Mais je ne l’ai point vue à ses derniers moments,
Car Œdipe survint : ses longs gémissements,
Son désespoir, ses cris, sa voix entrecoupée,
Sont d’un homme en délire. Il demande une épée[1],
Il appelle Jocaste, il la cherche des yeux,
La femme qui porta dans ses flancs odieux
Et le père et ses fils ! — Mon épouse, ma mère,...
Je veux la voir, dit-il... — Un Dieu dans sa colère
L’aura conduit vers elle : il pousse un cri fatal,
Il entre en brisant tout ; vers le lit nuptial
Il s’avance... O terreur ! au lien suspendue,
Sa femme inanimée est offerte à sa vue !
À cet horrible aspect, ce prince exaspéré
Rugit[2]... Au même instant le nœud est déchiré ;
Jocaste sur le marbre est étendue à peine
Qu’il détache à l’instant ses ornements de reine ;
Une agrafe est saisie : il s’en crève les yeux,
S’écriant : — Non, jamais, nul spectacle odieux
Ne les souillera plus ! Privés de la lumière,
Non, ils ne verront plus tous ces maux de la terre,
Ni les objets cruels de tant d’affreux tourments !

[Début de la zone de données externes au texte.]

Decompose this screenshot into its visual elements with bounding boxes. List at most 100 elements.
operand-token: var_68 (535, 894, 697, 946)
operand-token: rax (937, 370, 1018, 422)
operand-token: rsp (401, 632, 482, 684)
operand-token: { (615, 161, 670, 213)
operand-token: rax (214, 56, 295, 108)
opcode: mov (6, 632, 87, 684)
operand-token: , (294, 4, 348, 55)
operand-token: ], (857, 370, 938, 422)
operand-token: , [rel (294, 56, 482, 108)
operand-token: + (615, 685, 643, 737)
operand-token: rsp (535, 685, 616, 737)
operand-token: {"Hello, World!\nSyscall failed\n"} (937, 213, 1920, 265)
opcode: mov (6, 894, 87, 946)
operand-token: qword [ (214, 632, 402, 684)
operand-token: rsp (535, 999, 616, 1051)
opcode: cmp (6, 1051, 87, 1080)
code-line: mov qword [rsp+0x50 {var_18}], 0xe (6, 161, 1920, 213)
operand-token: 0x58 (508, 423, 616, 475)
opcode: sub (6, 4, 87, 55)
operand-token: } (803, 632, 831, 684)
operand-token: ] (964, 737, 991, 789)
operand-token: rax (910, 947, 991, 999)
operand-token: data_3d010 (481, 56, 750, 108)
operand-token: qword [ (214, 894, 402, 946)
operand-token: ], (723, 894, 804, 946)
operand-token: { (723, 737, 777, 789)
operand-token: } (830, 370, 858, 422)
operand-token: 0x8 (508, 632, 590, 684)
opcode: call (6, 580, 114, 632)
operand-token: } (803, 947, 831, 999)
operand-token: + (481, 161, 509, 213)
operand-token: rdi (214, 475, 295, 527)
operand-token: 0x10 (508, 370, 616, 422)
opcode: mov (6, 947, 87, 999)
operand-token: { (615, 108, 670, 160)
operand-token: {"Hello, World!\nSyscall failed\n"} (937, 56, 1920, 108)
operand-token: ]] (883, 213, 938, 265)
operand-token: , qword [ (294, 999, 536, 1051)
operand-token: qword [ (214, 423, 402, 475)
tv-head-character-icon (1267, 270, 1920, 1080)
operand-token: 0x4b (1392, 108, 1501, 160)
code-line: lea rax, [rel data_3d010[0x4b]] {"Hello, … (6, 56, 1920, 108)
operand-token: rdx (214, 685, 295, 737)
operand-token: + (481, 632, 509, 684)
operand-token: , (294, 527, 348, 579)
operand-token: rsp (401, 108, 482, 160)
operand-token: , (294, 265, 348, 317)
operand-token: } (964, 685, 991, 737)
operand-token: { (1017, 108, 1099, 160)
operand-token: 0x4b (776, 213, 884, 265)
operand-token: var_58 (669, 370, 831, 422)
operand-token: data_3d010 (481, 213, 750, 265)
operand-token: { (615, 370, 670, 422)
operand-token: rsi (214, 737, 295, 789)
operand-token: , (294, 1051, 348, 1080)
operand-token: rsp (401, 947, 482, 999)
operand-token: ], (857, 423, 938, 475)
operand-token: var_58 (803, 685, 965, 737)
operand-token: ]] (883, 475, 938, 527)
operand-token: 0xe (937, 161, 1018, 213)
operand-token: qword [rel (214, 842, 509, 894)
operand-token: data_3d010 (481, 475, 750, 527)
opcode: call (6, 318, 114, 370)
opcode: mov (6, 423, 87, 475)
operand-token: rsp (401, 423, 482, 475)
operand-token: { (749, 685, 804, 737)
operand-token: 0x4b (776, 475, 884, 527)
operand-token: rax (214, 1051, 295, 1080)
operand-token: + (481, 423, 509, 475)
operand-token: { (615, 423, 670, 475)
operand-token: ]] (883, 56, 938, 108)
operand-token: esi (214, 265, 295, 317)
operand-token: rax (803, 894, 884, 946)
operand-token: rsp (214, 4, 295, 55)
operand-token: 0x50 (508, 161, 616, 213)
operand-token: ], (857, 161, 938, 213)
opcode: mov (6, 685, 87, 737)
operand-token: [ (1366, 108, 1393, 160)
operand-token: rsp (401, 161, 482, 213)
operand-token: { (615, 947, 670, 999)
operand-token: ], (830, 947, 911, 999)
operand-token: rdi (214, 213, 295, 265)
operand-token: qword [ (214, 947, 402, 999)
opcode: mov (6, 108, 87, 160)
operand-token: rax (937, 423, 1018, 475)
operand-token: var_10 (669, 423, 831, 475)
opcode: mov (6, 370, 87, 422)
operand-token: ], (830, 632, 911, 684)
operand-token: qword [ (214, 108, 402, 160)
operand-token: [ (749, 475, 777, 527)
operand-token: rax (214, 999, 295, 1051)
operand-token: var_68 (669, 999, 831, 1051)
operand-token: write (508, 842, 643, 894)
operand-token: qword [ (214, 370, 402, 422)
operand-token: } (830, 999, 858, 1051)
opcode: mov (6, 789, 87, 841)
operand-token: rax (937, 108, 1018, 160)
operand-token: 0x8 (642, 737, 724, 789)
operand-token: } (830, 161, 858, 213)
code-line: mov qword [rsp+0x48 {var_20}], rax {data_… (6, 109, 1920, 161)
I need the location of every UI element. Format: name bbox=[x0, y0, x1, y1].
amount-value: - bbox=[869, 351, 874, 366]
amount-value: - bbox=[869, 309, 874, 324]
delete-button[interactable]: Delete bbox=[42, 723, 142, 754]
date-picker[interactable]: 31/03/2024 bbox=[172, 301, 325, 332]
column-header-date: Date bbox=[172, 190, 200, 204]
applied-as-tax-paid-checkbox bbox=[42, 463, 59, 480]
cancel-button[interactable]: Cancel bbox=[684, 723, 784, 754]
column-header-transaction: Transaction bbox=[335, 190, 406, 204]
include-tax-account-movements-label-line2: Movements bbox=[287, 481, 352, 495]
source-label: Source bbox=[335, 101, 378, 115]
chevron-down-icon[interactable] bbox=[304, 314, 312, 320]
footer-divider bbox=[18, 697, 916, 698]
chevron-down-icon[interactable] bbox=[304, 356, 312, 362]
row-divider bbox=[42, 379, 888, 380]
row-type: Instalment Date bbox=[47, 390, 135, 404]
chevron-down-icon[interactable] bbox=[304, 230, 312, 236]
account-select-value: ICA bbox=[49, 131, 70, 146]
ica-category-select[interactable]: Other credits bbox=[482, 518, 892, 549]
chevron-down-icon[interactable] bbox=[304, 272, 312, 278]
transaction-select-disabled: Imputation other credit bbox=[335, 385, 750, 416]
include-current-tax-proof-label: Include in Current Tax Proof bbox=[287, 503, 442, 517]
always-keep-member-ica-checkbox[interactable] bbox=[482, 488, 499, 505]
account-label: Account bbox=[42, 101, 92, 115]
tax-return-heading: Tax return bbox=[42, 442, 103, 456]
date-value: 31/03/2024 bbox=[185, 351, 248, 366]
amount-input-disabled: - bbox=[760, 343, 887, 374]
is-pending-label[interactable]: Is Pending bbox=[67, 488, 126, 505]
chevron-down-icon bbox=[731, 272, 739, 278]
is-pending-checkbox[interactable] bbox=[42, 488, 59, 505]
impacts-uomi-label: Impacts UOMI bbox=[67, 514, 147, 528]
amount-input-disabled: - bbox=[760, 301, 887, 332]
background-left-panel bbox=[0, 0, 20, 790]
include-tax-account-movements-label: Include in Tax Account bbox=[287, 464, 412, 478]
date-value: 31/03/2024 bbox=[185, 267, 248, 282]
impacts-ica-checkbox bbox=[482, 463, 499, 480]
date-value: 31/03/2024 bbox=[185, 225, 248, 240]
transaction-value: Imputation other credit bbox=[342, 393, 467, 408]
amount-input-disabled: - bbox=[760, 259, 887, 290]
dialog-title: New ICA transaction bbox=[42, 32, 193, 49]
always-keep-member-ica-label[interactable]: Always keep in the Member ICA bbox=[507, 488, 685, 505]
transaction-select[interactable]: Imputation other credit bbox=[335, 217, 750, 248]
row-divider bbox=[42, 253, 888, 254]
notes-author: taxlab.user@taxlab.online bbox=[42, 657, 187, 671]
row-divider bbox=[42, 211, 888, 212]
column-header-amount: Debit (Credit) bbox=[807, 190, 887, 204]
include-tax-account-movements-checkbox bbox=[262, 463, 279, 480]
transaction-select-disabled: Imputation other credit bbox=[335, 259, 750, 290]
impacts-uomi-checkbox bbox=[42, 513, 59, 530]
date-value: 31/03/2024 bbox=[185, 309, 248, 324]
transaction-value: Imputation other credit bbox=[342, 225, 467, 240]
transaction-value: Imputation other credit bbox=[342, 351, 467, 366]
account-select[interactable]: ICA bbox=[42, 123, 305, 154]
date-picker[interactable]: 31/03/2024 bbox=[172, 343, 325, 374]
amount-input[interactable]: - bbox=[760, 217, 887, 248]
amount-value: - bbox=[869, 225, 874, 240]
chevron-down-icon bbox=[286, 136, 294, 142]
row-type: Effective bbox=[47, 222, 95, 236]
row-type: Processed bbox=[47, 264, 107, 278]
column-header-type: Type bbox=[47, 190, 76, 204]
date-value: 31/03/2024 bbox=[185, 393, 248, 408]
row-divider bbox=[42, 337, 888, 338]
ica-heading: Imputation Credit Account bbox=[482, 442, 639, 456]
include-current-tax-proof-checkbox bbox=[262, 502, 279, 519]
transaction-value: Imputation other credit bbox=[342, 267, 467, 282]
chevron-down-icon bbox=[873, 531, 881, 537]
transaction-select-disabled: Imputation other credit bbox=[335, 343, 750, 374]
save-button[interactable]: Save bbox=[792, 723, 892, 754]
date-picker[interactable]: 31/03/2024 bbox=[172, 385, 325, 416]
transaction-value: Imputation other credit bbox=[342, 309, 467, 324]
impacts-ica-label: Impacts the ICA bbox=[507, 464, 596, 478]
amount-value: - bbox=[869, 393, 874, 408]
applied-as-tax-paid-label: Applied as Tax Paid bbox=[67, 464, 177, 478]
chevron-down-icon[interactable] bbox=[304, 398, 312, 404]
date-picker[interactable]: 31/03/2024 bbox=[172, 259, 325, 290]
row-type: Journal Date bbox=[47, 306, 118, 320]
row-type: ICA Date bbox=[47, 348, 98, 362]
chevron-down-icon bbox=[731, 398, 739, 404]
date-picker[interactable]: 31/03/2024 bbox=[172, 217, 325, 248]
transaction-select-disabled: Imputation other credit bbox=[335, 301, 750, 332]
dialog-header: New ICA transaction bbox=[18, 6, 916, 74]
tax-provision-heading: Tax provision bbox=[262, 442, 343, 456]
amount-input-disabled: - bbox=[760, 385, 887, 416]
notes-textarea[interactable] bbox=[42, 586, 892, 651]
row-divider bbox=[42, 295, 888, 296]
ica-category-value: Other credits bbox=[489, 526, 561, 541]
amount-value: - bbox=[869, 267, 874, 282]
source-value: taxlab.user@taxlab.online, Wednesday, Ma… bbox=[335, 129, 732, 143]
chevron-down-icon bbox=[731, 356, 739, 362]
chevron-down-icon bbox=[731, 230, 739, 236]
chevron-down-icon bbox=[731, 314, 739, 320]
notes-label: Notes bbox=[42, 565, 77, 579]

Qu’ils se ferment plutôt à tous les sentiments ! —
Il dit, redit ces mots et trois fois il soupire !
Il rouvre sa paupière, et ses yeux qu’il déchire
Roulent parmi des pleurs des torrents d’un sang noir.
De la reine et du roi tel fut le désespoir :
De douleurs, de tourments, cet horrible assemblage
D’époux contre nature est l’exécrable ouvrage.
Ainsi, destin fatal ! de leur félicité
Qu’on envia sans doute, hélas ! qu’est-il resté ?
Opprobre, mort, malheurs, désespoir, infamie,
Tout ce qui peut flétrir et dégrader la vie.